写真:産総研活断層・火山研究部門首席研究員 岡村行信氏

県内で見込まれる大地震について語る岡村行信氏=岐阜市長良福光、岐阜都ホテル

◆テーマ 「活断層から今後の大地震を考える〜岐阜県の場合は?〜」

 岐阜新聞・岐阜放送懇談会の6月岐阜例会は25日、岐阜市長良福光の岐阜都ホテルで開かれた。産業技術総合研究所の活断層・火山研究部門首席研究員岡村行信氏が「活断層から今後の大地震を考える〜岐阜県の場合は?〜」と題して講演し、「今後地震活動は活発化すると思った方が良い」と警鐘を鳴らし、対策の必要性を訴えた。
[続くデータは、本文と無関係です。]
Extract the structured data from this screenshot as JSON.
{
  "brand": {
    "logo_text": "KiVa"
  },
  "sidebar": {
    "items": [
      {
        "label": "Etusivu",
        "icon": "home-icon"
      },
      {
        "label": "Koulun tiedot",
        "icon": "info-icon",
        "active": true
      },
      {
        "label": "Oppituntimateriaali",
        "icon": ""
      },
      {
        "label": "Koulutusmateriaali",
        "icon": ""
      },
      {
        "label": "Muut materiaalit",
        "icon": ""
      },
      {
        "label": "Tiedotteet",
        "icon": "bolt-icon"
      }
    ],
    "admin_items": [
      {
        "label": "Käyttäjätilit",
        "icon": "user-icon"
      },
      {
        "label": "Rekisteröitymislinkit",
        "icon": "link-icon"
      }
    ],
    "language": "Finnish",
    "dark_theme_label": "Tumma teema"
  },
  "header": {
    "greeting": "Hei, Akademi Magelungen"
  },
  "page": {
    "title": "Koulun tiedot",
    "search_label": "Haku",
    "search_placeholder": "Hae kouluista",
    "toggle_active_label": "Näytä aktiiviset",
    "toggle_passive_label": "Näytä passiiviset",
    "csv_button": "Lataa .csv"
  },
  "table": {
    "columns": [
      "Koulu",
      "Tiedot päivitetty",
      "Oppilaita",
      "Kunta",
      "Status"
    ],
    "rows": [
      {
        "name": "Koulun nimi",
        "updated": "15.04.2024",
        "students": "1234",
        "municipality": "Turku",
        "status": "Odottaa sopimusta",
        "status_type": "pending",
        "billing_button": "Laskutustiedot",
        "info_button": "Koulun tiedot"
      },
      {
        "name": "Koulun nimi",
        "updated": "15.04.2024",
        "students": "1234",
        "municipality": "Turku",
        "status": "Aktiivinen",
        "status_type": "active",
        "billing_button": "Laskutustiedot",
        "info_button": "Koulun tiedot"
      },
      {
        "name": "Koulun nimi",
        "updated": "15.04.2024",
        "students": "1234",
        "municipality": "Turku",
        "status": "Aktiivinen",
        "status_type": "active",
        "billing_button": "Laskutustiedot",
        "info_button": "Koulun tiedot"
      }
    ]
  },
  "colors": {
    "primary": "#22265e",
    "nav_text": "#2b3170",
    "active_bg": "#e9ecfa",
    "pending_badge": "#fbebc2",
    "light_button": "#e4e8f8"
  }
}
 向こう30年間の東海地震や東南海地震の発生確率は推定で70%程度と紹介し、「南海トラフの地震が迫っている」と指摘。「発生前後には中部から近畿で大きな直下型地震が起きる可能性が高い」と注意を促した。1854年の安政東海地震の4年後に飛越地震が、1946年の昭和南海地震から近い61年に北美濃地震が発生した歴史を根拠に挙げた。

 内陸型地震に関し、県内には大規模な活断層が多くあり、天正地震(1586年)や濃尾地震(1891年)など国内最大クラスの地震が発生してきたと報告。

 天正地震の震源とされる養老―桑名―四日市断層帯や、関連して活動した阿寺、荘川の両断層帯、飛越地震を生んだ跡津川断層帯、濃尾地震の濃尾断層帯などを例に、「県内の主要な活断層の多くは直近約500年間に地震を発生させており、近い将来同規模の地震を起こす可能性は低い」と説明した。一方で、「少し規模の小さな活断層でもマグニチュード7クラスの地震は発生する。安心はできない」と油断を戒めた。

 南海トラフ地震については「濃尾平野は新しい地層が厚く堆積し、揺れが増幅されやすい。長い揺れにより、山地では山崩れに注意が必要」と分析。「つながりの深い愛知、三重県で大きな被害が予想され、岐阜県には被災地支援の役割も期待される」と強調した。